The choice of Neil Gorsuch to fill the long vacant seat on the United States Supreme Court could have been much worse, it seems to me.
To say so does not represent an endorsement of the man – far from it – but it is hardly shocking that a conservative president should take the opportunity to pick a conservative judge. The Supreme Court has always been populated by conservatives picked by Republican presidents and liberals picked by Democratic ones.
Gorsuch, apparently, is a deeply conservative jurist, but he can hardly be more to the right than the man he replaces, Antonin Scalia, who died a year ago. Scalia was deep-dyed conservative and during his entire tenure on the bench was the scourge of the political left – only slightly less reviled in liberal circles than Clarence Thomas, George H.W. Bush’s nominee, who achieved notoriety when he was accused by Anita Hill during his nomination hearings of sexual harassment.
Gorsuch will therefore not change the philosophical complexion of the Court.
Nominating a candidate for the Supreme Court always involves an element of political tactics, and I dare say Gorsuch is no exception to the rule. The game is played as follows: the Trump administration is almost certain to be required to nominate one more justice, and may even have the chance to select two or more, so picking a respectably mainstream conservative (Gorsuch clerked for two Supreme Court Justices, including Anthony B. Kennedy, who apparently admires him) ‘softens up’ the Congress for a more extreme conservative the next time a vacancy comes up.
That vacancy may be created by the retirement of Kennedy himself, who is now eighty, within the next few years. Kennedy, though nominated by a right-wing Republican president (Reagan), has been a centrist on a deeply divided court, so if Trump gets to choose his replacement he can then tilt the Court to a conservative majority.
In case you’re wondering why I seem to be paying the new administration a rare compliment, let me offset the views expressed above by pointing out that Scalia’s seat should have been filled in the last few months of the previous administration. President Obama nominated to the bench one Judge Merrick B. Garland, a liberal, but was thwarted by the Republican-controlled Senate on the specious grounds that it was ‘inappropriate’ to put someone on the bench during an election year.
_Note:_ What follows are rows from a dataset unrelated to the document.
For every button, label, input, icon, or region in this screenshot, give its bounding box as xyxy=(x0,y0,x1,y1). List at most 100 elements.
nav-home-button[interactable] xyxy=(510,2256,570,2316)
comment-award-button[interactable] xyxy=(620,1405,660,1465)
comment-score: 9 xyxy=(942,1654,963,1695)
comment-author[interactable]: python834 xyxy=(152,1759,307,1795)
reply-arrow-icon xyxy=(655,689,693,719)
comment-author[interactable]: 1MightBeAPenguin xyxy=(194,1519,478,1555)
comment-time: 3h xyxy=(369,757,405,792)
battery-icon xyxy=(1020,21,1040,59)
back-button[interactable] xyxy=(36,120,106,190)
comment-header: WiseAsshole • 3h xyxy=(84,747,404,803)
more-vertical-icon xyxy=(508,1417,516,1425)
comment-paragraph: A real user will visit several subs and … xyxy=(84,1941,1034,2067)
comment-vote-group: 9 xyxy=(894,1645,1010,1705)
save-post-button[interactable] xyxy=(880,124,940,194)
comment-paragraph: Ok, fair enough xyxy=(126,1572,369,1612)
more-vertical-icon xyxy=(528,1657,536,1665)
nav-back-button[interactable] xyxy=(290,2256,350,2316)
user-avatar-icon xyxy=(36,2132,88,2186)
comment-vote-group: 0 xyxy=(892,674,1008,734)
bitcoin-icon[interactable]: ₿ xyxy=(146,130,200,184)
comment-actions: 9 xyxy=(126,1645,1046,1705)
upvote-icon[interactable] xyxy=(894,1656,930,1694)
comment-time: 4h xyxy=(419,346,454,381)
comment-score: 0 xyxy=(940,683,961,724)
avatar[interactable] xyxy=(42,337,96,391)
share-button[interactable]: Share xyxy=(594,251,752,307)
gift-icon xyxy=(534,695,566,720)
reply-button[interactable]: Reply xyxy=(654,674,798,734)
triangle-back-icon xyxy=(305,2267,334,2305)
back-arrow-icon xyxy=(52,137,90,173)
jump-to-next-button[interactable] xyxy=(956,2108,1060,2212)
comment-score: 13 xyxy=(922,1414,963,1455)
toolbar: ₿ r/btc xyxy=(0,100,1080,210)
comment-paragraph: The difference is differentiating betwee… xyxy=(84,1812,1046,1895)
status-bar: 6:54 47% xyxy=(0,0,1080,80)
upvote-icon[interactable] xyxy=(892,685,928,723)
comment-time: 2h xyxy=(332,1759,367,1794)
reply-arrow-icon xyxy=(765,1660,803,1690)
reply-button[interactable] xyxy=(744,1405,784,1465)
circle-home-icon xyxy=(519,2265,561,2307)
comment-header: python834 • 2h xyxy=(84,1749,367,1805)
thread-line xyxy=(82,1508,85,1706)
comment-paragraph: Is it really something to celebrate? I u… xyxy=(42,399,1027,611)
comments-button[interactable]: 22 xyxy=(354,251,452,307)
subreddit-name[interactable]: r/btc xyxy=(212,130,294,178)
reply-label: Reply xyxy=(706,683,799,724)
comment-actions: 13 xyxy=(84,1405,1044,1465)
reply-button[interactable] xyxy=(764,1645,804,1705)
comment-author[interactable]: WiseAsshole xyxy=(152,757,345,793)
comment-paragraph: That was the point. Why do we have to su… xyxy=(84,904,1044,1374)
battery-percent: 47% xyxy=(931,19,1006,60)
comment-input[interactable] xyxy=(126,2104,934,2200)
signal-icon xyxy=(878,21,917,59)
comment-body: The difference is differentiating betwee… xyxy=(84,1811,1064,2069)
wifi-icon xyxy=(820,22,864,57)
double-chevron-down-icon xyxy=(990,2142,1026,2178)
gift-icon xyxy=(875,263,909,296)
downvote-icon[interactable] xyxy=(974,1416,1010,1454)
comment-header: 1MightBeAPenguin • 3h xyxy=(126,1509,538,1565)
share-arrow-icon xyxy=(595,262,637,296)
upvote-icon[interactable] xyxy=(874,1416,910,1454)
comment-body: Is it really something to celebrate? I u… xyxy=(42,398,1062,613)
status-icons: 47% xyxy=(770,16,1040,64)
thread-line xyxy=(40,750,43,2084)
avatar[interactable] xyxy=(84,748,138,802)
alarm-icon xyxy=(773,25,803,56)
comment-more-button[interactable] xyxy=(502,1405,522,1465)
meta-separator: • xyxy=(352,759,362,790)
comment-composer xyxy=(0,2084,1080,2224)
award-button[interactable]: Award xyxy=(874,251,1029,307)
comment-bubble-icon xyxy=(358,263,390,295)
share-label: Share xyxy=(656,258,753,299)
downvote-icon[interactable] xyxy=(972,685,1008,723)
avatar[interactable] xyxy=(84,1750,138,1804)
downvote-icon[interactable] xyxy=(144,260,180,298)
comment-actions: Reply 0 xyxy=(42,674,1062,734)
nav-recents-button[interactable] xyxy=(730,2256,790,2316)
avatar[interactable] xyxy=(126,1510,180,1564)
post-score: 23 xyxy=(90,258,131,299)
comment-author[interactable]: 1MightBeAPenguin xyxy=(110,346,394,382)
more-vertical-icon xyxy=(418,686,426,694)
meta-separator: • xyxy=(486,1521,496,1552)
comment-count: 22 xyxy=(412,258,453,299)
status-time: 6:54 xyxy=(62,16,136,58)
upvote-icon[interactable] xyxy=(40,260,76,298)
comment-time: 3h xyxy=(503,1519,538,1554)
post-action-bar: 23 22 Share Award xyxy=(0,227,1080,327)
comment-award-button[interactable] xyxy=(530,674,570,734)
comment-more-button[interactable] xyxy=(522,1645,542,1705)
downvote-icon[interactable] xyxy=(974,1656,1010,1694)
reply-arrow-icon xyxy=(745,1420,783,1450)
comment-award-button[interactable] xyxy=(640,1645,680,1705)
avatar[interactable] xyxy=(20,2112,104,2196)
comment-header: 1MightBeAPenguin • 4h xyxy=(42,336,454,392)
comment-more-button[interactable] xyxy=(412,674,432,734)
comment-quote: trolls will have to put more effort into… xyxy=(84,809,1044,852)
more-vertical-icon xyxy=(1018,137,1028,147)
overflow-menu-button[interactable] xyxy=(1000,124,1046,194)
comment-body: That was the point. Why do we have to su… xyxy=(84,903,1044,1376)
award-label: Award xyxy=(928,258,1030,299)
If the Democrats try to delay Gorsuch’s approval, they will only be doing what their opponents did last year.
Such is the way of Supreme Court politics, not just now but also in days gone by. Ancients, especially those of the Republican persuasion, will remember Franklin D. Roosevelt’s attempt to ‘pack’ the court as far back as the Thirties. (He failed.)
There is one unknowable element in all this. Supreme Court justices selected for their ‘safe’ partisan opinions, once ensconced on the bench for life, sometimes turn out to be, legally speaking, wolves in sheep’s clothing.